Last November, One Water Brewing Showcase, billed as the world’s first festival of beers made with recycled water, debuted in Arizona. It was part of Canal Convergence, a Scottsdale event that focuses on art, education, and sustainability. Eleven area breweries created 10 beers that used water from the treatment plant at the Scottsdale Water Campus, one of the world’s largest water recycling facilities.
One of those beers was Hydrolager, a dry-hopped American light lager by Wren House Brewing in Phoenix. At 3.9% alcohol by volume (abv), it’s an easy-drinking, slightly citrusy and floral lager with a touch of wheat, and zero indication that the water was previously used.
“When you taste it, you’d never know where the water came from, and that’s the point,” says Head Brewer Preston Thoeny.
Meanwhile, Brewgooder, a Scotland-based charity, gathered more than 250 breweries from around the world to create special beers for World Water Day, March 22, and donates 100% of profits to clean water causes.
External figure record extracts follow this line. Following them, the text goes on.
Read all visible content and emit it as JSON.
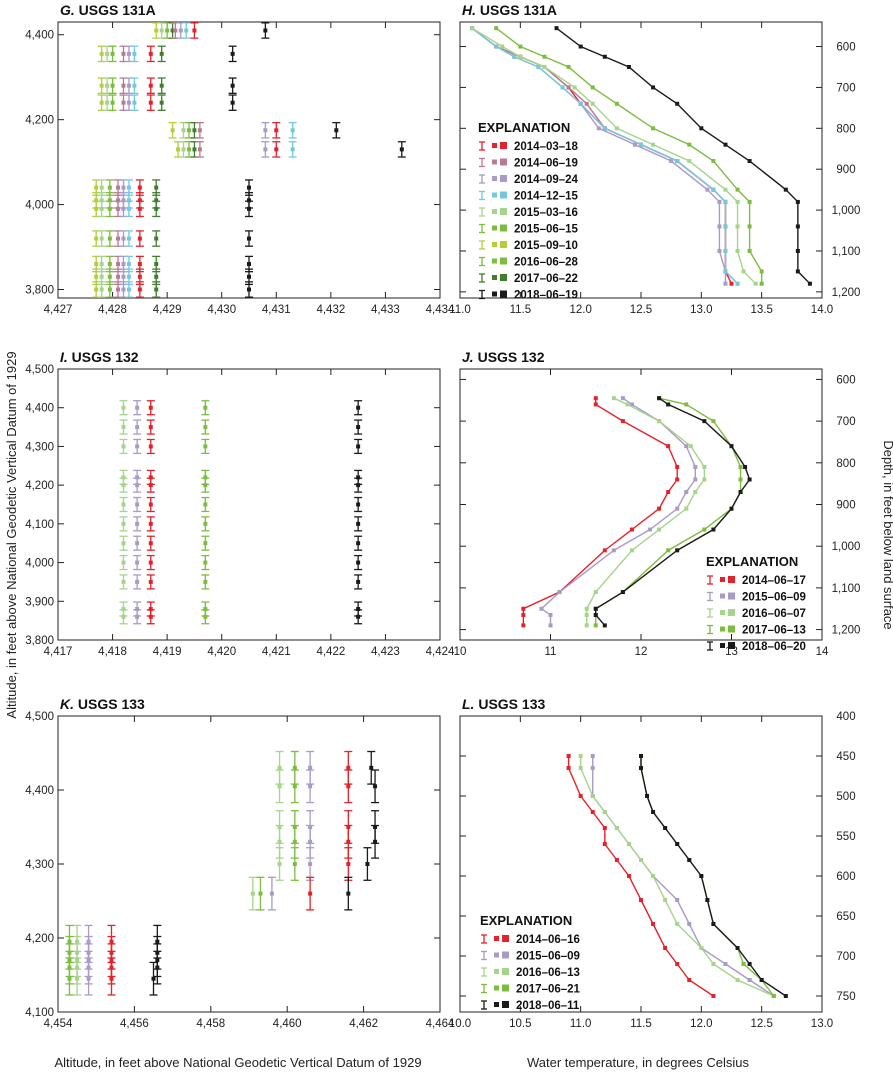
{
  "figure": {
    "left_axis_title": "Altitude, in feet above National Geodetic Vertical Datum of 1929",
    "bottom_left_title": "Altitude, in feet above National Geodetic Vertical Datum of 1929",
    "right_axis_title": "Depth, in feet below land surface",
    "bottom_right_title": "Water temperature, in degrees Celsius"
  },
  "colors": {
    "red": "#e4222b",
    "mauve": "#b97a94",
    "lavender": "#a99ac7",
    "cyan": "#74c8dd",
    "lightgreen": "#a6d48c",
    "green": "#7cbd3f",
    "lime": "#b3cf3a",
    "darkgreen": "#3f7e2c",
    "black": "#1a1a1a"
  },
  "chart_data": [
    {
      "id": "G",
      "type": "scatter",
      "letter": "G.",
      "title": " USGS 131A",
      "xlim": [
        4427,
        4434
      ],
      "ylim": [
        3780,
        4430
      ],
      "xticks": [
        4427,
        4428,
        4429,
        4430,
        4431,
        4432,
        4433,
        4434
      ],
      "xtick_labels": [
        "4,427",
        "4,428",
        "4,429",
        "4,430",
        "4,431",
        "4,432",
        "4,433",
        "4,434"
      ],
      "yticks": [
        3800,
        4000,
        4200,
        4400
      ],
      "ytick_labels": [
        "3,800",
        "4,000",
        "4,200",
        "4,400"
      ],
      "ytick_side": "left",
      "series": [
        {
          "color": "lime",
          "x": [
            4428.8,
            4427.8,
            4427.8,
            4427.8,
            4429.1,
            4429.2,
            4427.7,
            4427.7,
            4427.7,
            4427.7,
            4427.7,
            4427.7,
            4427.7
          ]
        },
        {
          "color": "lightgreen",
          "x": [
            4428.9,
            4427.9,
            4427.9,
            4427.9,
            4429.3,
            4429.3,
            4427.8,
            4427.8,
            4427.8,
            4427.8,
            4427.8,
            4427.8,
            4427.8
          ]
        },
        {
          "color": "green",
          "x": [
            4429.0,
            4428.0,
            4428.0,
            4428.0,
            4429.4,
            4429.4,
            4427.95,
            4427.95,
            4427.95,
            4427.95,
            4427.95,
            4427.95,
            4427.95
          ]
        },
        {
          "color": "darkgreen",
          "x": [
            4429.1,
            4428.9,
            4428.9,
            4428.9,
            4429.5,
            4429.5,
            4428.8,
            4428.8,
            4428.8,
            4428.8,
            4428.8,
            4428.8,
            4428.8
          ]
        },
        {
          "color": "mauve",
          "x": [
            4429.15,
            4428.2,
            4428.2,
            4428.2,
            4429.6,
            4429.6,
            4428.1,
            4428.1,
            4428.1,
            4428.1,
            4428.1,
            4428.1,
            4428.1
          ]
        },
        {
          "color": "lavender",
          "x": [
            4429.25,
            4428.3,
            4428.3,
            4428.3,
            4430.8,
            4430.8,
            4428.2,
            4428.2,
            4428.2,
            4428.2,
            4428.2,
            4428.2,
            4428.2
          ]
        },
        {
          "color": "cyan",
          "x": [
            4429.35,
            4428.4,
            4428.4,
            4428.4,
            4431.3,
            4431.3,
            4428.3,
            4428.3,
            4428.3,
            4428.3,
            4428.3,
            4428.3,
            4428.3
          ]
        },
        {
          "color": "red",
          "x": [
            4429.5,
            4428.7,
            4428.7,
            4428.7,
            4431.0,
            4431.0,
            4428.5,
            4428.5,
            4428.5,
            4428.5,
            4428.5,
            4428.5,
            4428.5
          ]
        },
        {
          "color": "black",
          "x": [
            4430.8,
            4430.2,
            4430.2,
            4430.2,
            4432.1,
            4433.3,
            4430.5,
            4430.5,
            4430.5,
            4430.5,
            4430.5,
            4430.5,
            4430.5
          ]
        }
      ],
      "y": [
        4410,
        4355,
        4280,
        4240,
        4175,
        4130,
        4040,
        4010,
        3990,
        3920,
        3860,
        3830,
        3800
      ],
      "yerr": 18
    },
    {
      "id": "H",
      "type": "line",
      "letter": "H.",
      "title": " USGS 131A",
      "xlim": [
        11.0,
        14.0
      ],
      "ylim": [
        540,
        1215
      ],
      "xticks": [
        11.0,
        11.5,
        12.0,
        12.5,
        13.0,
        13.5,
        14.0
      ],
      "xtick_labels": [
        "11.0",
        "11.5",
        "12.0",
        "12.5",
        "13.0",
        "13.5",
        "14.0"
      ],
      "yticks": [
        600,
        700,
        800,
        900,
        1000,
        1100,
        1200
      ],
      "ytick_labels": [
        "600",
        "700",
        "800",
        "900",
        "1,000",
        "1,100",
        "1,200"
      ],
      "ytick_side": "right",
      "y_inverted": true,
      "legend": {
        "title": "EXPLANATION",
        "placement": "center-left",
        "entries": [
          {
            "label": "2014–03–18",
            "color": "red"
          },
          {
            "label": "2014–06–19",
            "color": "mauve"
          },
          {
            "label": "2014–09–24",
            "color": "lavender"
          },
          {
            "label": "2014–12–15",
            "color": "cyan"
          },
          {
            "label": "2015–03–16",
            "color": "lightgreen"
          },
          {
            "label": "2015–06–15",
            "color": "green"
          },
          {
            "label": "2015–09–10",
            "color": "lime"
          },
          {
            "label": "2016–06–28",
            "color": "green"
          },
          {
            "label": "2017–06–22",
            "color": "darkgreen"
          },
          {
            "label": "2018–06–19",
            "color": "black"
          }
        ]
      },
      "depth": [
        555,
        600,
        625,
        650,
        700,
        740,
        800,
        840,
        880,
        950,
        980,
        1040,
        1100,
        1150,
        1180
      ],
      "series": [
        {
          "color": "red",
          "values": [
            11.1,
            11.3,
            11.5,
            11.7,
            11.9,
            12.0,
            12.2,
            12.5,
            12.8,
            13.1,
            13.2,
            13.2,
            13.2,
            13.2,
            13.25
          ]
        },
        {
          "color": "mauve",
          "values": [
            11.1,
            11.3,
            11.5,
            11.7,
            11.9,
            12.05,
            12.2,
            12.5,
            12.8,
            13.1,
            13.2,
            13.2,
            13.2,
            13.2,
            13.3
          ]
        },
        {
          "color": "lavender",
          "values": [
            11.1,
            11.3,
            11.45,
            11.65,
            11.85,
            12.0,
            12.15,
            12.45,
            12.75,
            13.05,
            13.15,
            13.15,
            13.15,
            13.2,
            13.2
          ]
        },
        {
          "color": "cyan",
          "values": [
            11.1,
            11.3,
            11.45,
            11.65,
            11.85,
            12.0,
            12.2,
            12.5,
            12.8,
            13.1,
            13.2,
            13.2,
            13.2,
            13.2,
            13.3
          ]
        },
        {
          "color": "lightgreen",
          "values": [
            11.1,
            11.35,
            11.5,
            11.7,
            11.95,
            12.1,
            12.3,
            12.6,
            12.9,
            13.2,
            13.3,
            13.3,
            13.3,
            13.35,
            13.45
          ]
        },
        {
          "color": "green",
          "values": [
            11.3,
            11.5,
            11.7,
            11.9,
            12.1,
            12.3,
            12.6,
            12.9,
            13.1,
            13.3,
            13.4,
            13.4,
            13.4,
            13.5,
            13.5
          ]
        },
        {
          "color": "black",
          "values": [
            11.8,
            12.0,
            12.2,
            12.4,
            12.6,
            12.8,
            13.0,
            13.2,
            13.4,
            13.7,
            13.8,
            13.8,
            13.8,
            13.8,
            13.9
          ]
        }
      ]
    },
    {
      "id": "I",
      "type": "scatter",
      "letter": "I.",
      "title": " USGS 132",
      "xlim": [
        4417,
        4424
      ],
      "ylim": [
        3800,
        4500
      ],
      "xticks": [
        4417,
        4418,
        4419,
        4420,
        4421,
        4422,
        4423,
        4424
      ],
      "xtick_labels": [
        "4,417",
        "4,418",
        "4,419",
        "4,420",
        "4,421",
        "4,422",
        "4,423",
        "4,424"
      ],
      "yticks": [
        3800,
        3900,
        4000,
        4100,
        4200,
        4300,
        4400,
        4500
      ],
      "ytick_labels": [
        "3,800",
        "3,900",
        "4,000",
        "4,100",
        "4,200",
        "4,300",
        "4,400",
        "4,500"
      ],
      "ytick_side": "left",
      "series": [
        {
          "color": "lightgreen",
          "x": 4418.2
        },
        {
          "color": "lavender",
          "x": 4418.45
        },
        {
          "color": "red",
          "x": 4418.7
        },
        {
          "color": "green",
          "x": 4419.7
        },
        {
          "color": "black",
          "x": 4422.5
        }
      ],
      "y": [
        4400,
        4350,
        4300,
        4220,
        4200,
        4150,
        4100,
        4050,
        4000,
        3950,
        3880,
        3860
      ],
      "yerr": 18
    },
    {
      "id": "J",
      "type": "line",
      "letter": "J.",
      "title": " USGS 132",
      "xlim": [
        10,
        14
      ],
      "ylim": [
        575,
        1225
      ],
      "xticks": [
        10,
        11,
        12,
        13,
        14
      ],
      "xtick_labels": [
        "10",
        "11",
        "12",
        "13",
        "14"
      ],
      "yticks": [
        600,
        700,
        800,
        900,
        1000,
        1100,
        1200
      ],
      "ytick_labels": [
        "600",
        "700",
        "800",
        "900",
        "1,000",
        "1,100",
        "1,200"
      ],
      "ytick_side": "right",
      "y_inverted": true,
      "legend": {
        "title": "EXPLANATION",
        "placement": "lower-right",
        "entries": [
          {
            "label": "2014–06–17",
            "color": "red"
          },
          {
            "label": "2015–06–09",
            "color": "lavender"
          },
          {
            "label": "2016–06–07",
            "color": "lightgreen"
          },
          {
            "label": "2017–06–13",
            "color": "green"
          },
          {
            "label": "2018–06–20",
            "color": "black"
          }
        ]
      },
      "depth": [
        645,
        660,
        700,
        760,
        810,
        840,
        870,
        910,
        960,
        1010,
        1110,
        1150,
        1165,
        1190
      ],
      "series": [
        {
          "color": "red",
          "values": [
            11.5,
            11.5,
            11.8,
            12.3,
            12.4,
            12.4,
            12.3,
            12.2,
            11.9,
            11.6,
            11.1,
            10.7,
            10.7,
            10.7
          ]
        },
        {
          "color": "lavender",
          "values": [
            11.8,
            11.9,
            12.2,
            12.5,
            12.6,
            12.6,
            12.5,
            12.4,
            12.1,
            11.7,
            11.1,
            10.9,
            11.0,
            11.0
          ]
        },
        {
          "color": "lightgreen",
          "values": [
            11.7,
            11.85,
            12.2,
            12.55,
            12.7,
            12.7,
            12.6,
            12.5,
            12.2,
            11.9,
            11.5,
            11.4,
            11.4,
            11.4
          ]
        },
        {
          "color": "green",
          "values": [
            12.2,
            12.5,
            12.8,
            13.0,
            13.1,
            13.1,
            13.1,
            13.0,
            12.7,
            12.3,
            11.8,
            11.5,
            11.5,
            11.5
          ]
        },
        {
          "color": "black",
          "values": [
            12.2,
            12.3,
            12.7,
            13.0,
            13.15,
            13.2,
            13.1,
            13.0,
            12.8,
            12.4,
            11.8,
            11.5,
            11.5,
            11.6
          ]
        }
      ]
    },
    {
      "id": "K",
      "type": "scatter",
      "letter": "K.",
      "title": " USGS 133",
      "xlim": [
        4454,
        4464
      ],
      "ylim": [
        4100,
        4500
      ],
      "xticks": [
        4454,
        4456,
        4458,
        4460,
        4462,
        4464
      ],
      "xtick_labels": [
        "4,454",
        "4,456",
        "4,458",
        "4,460",
        "4,462",
        "4,464"
      ],
      "yticks": [
        4100,
        4200,
        4300,
        4400,
        4500
      ],
      "ytick_labels": [
        "4,100",
        "4,200",
        "4,300",
        "4,400",
        "4,500"
      ],
      "ytick_side": "left",
      "series": [
        {
          "color": "lightgreen",
          "x": [
            4459.8,
            4459.8,
            4459.8,
            4459.8,
            4459.8,
            4459.1,
            4454.5,
            4454.5,
            4454.5,
            4454.5,
            4454.5
          ]
        },
        {
          "color": "green",
          "x": [
            4460.2,
            4460.2,
            4460.2,
            4460.2,
            4460.2,
            4459.3,
            4454.3,
            4454.3,
            4454.3,
            4454.3,
            4454.3
          ]
        },
        {
          "color": "lavender",
          "x": [
            4460.6,
            4460.6,
            4460.6,
            4460.6,
            4460.6,
            4459.6,
            4454.8,
            4454.8,
            4454.8,
            4454.8,
            4454.8
          ]
        },
        {
          "color": "red",
          "x": [
            4461.6,
            4461.6,
            4461.6,
            4461.6,
            4461.6,
            4460.6,
            4455.4,
            4455.4,
            4455.4,
            4455.4,
            4455.4
          ]
        },
        {
          "color": "black",
          "x": [
            4462.2,
            4462.3,
            4462.3,
            4462.3,
            4462.1,
            4461.6,
            4456.6,
            4456.6,
            4456.6,
            4456.6,
            4456.5
          ]
        }
      ],
      "y": [
        4430,
        4405,
        4350,
        4330,
        4300,
        4260,
        4195,
        4180,
        4170,
        4160,
        4145
      ],
      "yerr": 22
    },
    {
      "id": "L",
      "type": "line",
      "letter": "L.",
      "title": " USGS 133",
      "xlim": [
        10.0,
        13.0
      ],
      "ylim": [
        400,
        770
      ],
      "xticks": [
        10.0,
        10.5,
        11.0,
        11.5,
        12.0,
        12.5,
        13.0
      ],
      "xtick_labels": [
        "10.0",
        "10.5",
        "11.0",
        "11.5",
        "12.0",
        "12.5",
        "13.0"
      ],
      "yticks": [
        400,
        450,
        500,
        550,
        600,
        650,
        700,
        750
      ],
      "ytick_labels": [
        "400",
        "450",
        "500",
        "550",
        "600",
        "650",
        "700",
        "750"
      ],
      "ytick_side": "right",
      "y_inverted": true,
      "legend": {
        "title": "EXPLANATION",
        "placement": "lower-left",
        "entries": [
          {
            "label": "2014–06–16",
            "color": "red"
          },
          {
            "label": "2015–06–09",
            "color": "lavender"
          },
          {
            "label": "2016–06–13",
            "color": "lightgreen"
          },
          {
            "label": "2017–06–21",
            "color": "green"
          },
          {
            "label": "2018–06–11",
            "color": "black"
          }
        ]
      },
      "depth": [
        450,
        465,
        500,
        520,
        540,
        560,
        580,
        600,
        630,
        660,
        690,
        710,
        730,
        750
      ],
      "series": [
        {
          "color": "red",
          "values": [
            10.9,
            10.9,
            11.0,
            11.1,
            11.2,
            11.2,
            11.3,
            11.4,
            11.5,
            11.6,
            11.7,
            11.8,
            11.9,
            12.1
          ]
        },
        {
          "color": "lavender",
          "values": [
            11.1,
            11.1,
            11.1,
            11.2,
            11.3,
            11.4,
            11.5,
            11.6,
            11.8,
            11.9,
            12.0,
            12.2,
            12.4,
            12.6
          ]
        },
        {
          "color": "lightgreen",
          "values": [
            11.0,
            11.0,
            11.1,
            11.2,
            11.3,
            11.4,
            11.5,
            11.6,
            11.7,
            11.8,
            12.0,
            12.1,
            12.3,
            12.6
          ]
        },
        {
          "color": "green",
          "values": [
            11.5,
            11.5,
            11.55,
            11.6,
            11.7,
            11.8,
            11.9,
            12.0,
            12.05,
            12.1,
            12.3,
            12.35,
            12.5,
            12.6
          ]
        },
        {
          "color": "black",
          "values": [
            11.5,
            11.5,
            11.55,
            11.6,
            11.7,
            11.8,
            11.9,
            12.0,
            12.05,
            12.1,
            12.3,
            12.4,
            12.5,
            12.7
          ]
        }
      ]
    }
  ]
}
This year, proceeds from the Brewgooder Global Gathering went to more than 130 projects in Malawi.
“There are far too many people in developing countries who have their ambitions, dreams and potential limited by lack of access to a safe source of water,” says Alan Mahon, founder of Brewgooder. “By providing clean, accessible water, we can help kids grow up healthier, stay in school longer and build better lives.”
The project hoped to raise more than £250,000 (approximately $330,000). Mahon declined to provide a figure on how much has been collected thus far, but says that fundraising continues.
“The campaign was supposed to happen at the same time as the U.K. and other countries went into lockdown, so it was a huge blow to the campaign,” says Mahon. Undeterred, he continues to champion the importance of water to beer.
“We will come back stronger and bigger later in the year, and in 2021.”